Absolutely legendary :)
(, Fri 4 Apr 2008, 14:50, closed)
Had me giggling like a loon.
I scrolled all the way down to click before even finishing reading as I didn't want to forget.

Brilliantly told but I see a little to much of myself in your dad.
(, Fri 4 Apr 2008, 16:00, closed)
Temper
Clearly your Dad may have one or two teensy weensy rage problems
(, Fri 4 Apr 2008, 16:47, closed)
Paternal Rage
Yes, my father did have several unresolved anger issues, too numerous to recount here.

He once attempted to rectally force-feed the family's GP his own suitcase after the doctor suggested Dad might need to seek medical help with his anger issues.

I wish I were joking.
(, Fri 4 Apr 2008, 16:58, closed)
A plane to chip board, the would have been fun to watch.

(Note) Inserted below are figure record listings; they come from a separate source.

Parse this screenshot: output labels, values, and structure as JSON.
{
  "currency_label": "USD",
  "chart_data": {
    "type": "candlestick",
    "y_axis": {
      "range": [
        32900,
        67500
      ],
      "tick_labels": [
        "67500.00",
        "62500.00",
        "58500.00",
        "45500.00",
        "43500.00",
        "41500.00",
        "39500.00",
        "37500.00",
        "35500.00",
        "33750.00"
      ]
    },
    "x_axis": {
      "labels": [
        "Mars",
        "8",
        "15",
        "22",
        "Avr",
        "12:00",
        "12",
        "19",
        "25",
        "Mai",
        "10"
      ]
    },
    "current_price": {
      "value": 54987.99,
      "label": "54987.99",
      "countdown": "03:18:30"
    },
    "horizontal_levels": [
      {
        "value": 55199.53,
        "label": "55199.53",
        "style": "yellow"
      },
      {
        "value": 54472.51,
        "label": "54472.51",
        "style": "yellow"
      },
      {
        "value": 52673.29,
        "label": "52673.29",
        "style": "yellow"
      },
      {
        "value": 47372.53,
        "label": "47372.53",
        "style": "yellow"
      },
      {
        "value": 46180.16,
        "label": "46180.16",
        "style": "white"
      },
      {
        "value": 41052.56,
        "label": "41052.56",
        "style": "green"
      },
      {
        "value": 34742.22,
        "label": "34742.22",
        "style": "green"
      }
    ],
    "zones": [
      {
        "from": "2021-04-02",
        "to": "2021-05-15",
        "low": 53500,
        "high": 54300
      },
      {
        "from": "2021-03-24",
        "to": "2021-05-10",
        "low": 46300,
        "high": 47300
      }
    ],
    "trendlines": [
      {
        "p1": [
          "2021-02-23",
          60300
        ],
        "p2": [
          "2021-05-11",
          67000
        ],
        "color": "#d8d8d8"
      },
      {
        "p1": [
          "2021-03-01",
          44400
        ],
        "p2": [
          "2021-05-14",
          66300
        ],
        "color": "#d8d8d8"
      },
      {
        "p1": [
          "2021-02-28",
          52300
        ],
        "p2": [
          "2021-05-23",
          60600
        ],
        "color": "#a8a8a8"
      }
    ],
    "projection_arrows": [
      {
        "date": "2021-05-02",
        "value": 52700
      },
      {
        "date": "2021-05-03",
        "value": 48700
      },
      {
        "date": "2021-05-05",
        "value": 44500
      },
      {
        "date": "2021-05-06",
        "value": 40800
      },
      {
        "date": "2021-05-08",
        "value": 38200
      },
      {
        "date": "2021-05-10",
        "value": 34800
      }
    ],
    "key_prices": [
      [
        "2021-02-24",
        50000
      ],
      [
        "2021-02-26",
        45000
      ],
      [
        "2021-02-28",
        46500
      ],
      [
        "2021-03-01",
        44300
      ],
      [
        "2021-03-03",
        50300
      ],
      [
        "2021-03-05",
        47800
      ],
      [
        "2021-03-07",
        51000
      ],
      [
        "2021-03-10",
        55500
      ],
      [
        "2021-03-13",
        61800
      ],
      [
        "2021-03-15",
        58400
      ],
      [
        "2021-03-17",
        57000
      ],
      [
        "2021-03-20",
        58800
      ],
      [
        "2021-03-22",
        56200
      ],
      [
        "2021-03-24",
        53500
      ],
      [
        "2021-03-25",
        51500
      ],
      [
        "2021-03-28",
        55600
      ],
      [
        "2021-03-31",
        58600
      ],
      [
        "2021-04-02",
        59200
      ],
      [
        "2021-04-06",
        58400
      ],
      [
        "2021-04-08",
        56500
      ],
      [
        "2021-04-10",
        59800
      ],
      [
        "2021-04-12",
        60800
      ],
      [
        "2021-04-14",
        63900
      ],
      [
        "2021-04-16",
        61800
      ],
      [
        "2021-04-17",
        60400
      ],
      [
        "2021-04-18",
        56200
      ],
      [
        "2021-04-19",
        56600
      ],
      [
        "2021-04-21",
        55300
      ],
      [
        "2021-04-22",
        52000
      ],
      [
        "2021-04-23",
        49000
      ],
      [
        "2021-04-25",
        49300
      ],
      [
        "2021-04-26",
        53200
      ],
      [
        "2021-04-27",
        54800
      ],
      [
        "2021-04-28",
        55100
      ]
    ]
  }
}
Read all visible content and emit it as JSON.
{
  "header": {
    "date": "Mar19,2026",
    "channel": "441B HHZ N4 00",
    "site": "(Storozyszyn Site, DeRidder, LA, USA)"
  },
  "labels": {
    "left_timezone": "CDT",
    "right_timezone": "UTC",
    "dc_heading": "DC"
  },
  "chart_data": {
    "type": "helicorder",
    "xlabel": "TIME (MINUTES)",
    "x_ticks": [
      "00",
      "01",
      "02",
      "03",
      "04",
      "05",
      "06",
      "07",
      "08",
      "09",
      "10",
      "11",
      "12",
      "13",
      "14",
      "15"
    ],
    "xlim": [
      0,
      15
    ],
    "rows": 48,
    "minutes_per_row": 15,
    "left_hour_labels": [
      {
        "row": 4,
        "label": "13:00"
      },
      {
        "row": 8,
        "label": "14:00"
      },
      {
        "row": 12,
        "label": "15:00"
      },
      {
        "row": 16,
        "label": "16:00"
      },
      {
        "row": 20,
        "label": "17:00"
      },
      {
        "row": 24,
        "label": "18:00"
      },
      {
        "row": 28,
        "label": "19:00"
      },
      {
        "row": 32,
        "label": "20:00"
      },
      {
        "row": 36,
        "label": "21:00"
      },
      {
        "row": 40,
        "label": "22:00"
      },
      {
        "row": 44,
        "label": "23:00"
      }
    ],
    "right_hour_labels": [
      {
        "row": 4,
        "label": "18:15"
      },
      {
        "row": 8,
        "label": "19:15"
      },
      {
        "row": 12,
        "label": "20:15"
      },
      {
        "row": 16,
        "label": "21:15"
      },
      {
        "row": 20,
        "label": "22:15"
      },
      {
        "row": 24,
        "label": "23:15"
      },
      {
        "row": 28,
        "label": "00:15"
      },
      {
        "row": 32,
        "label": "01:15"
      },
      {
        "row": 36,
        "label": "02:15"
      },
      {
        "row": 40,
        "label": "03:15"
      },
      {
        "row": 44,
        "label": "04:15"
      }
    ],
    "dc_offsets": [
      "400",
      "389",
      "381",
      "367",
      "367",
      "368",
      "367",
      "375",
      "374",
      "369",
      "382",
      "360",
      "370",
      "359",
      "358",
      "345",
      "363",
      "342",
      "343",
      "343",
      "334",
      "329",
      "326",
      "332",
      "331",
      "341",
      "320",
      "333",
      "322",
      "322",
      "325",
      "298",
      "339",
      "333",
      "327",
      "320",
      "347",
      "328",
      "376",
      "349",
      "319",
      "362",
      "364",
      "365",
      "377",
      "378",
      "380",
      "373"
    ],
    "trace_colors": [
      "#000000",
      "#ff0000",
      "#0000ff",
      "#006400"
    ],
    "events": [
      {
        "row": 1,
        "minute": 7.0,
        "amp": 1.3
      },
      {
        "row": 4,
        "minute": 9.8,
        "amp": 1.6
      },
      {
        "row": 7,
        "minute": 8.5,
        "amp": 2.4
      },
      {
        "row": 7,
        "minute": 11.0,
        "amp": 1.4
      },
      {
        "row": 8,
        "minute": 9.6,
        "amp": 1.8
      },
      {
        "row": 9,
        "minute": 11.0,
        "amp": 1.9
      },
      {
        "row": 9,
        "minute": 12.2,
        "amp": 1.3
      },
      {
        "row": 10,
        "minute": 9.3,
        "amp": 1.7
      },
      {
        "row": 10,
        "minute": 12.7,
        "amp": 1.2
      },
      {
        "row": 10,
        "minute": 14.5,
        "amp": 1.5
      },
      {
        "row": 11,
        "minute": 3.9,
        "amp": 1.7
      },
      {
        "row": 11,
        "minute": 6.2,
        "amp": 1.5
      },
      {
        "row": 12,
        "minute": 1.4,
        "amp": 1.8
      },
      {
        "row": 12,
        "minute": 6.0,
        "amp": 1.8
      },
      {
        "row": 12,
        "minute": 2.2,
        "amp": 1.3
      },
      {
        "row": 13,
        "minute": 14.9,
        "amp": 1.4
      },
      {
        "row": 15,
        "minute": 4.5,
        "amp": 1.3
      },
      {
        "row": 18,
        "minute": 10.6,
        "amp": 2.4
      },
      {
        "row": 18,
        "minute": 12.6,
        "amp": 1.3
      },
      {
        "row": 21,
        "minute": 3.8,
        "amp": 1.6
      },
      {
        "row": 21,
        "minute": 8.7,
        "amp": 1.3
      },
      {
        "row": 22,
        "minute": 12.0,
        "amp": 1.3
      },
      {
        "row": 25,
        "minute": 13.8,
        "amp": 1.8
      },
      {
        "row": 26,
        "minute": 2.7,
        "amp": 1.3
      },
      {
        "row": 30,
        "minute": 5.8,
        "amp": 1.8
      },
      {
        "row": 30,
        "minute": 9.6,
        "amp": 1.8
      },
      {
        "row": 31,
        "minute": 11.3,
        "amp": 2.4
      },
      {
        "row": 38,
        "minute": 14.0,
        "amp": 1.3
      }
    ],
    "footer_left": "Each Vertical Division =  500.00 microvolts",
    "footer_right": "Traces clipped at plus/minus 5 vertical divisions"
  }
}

(, Fri 4 Apr 2008, 19:40, closed)
PJM
...and yet, having met you, you seem like such a well-balanced individual...
(, Sat 5 Apr 2008, 13:59, closed)
Oh yes...
Told with the mastery of the spawn of a poet. One who's had a one-night-stand with Bill Shakespeare and missed her morning-after pill.

*Clicks*

An afterthought, however, that your dad really comes off as a twunt of magnanamous proportions. Of course, this is all DIY related and as such isn't a viable gauge of a persons psyche, but there's definitely a contender for high blood pressure right here.

I ramble. Funny stories of DIY. Nuff said.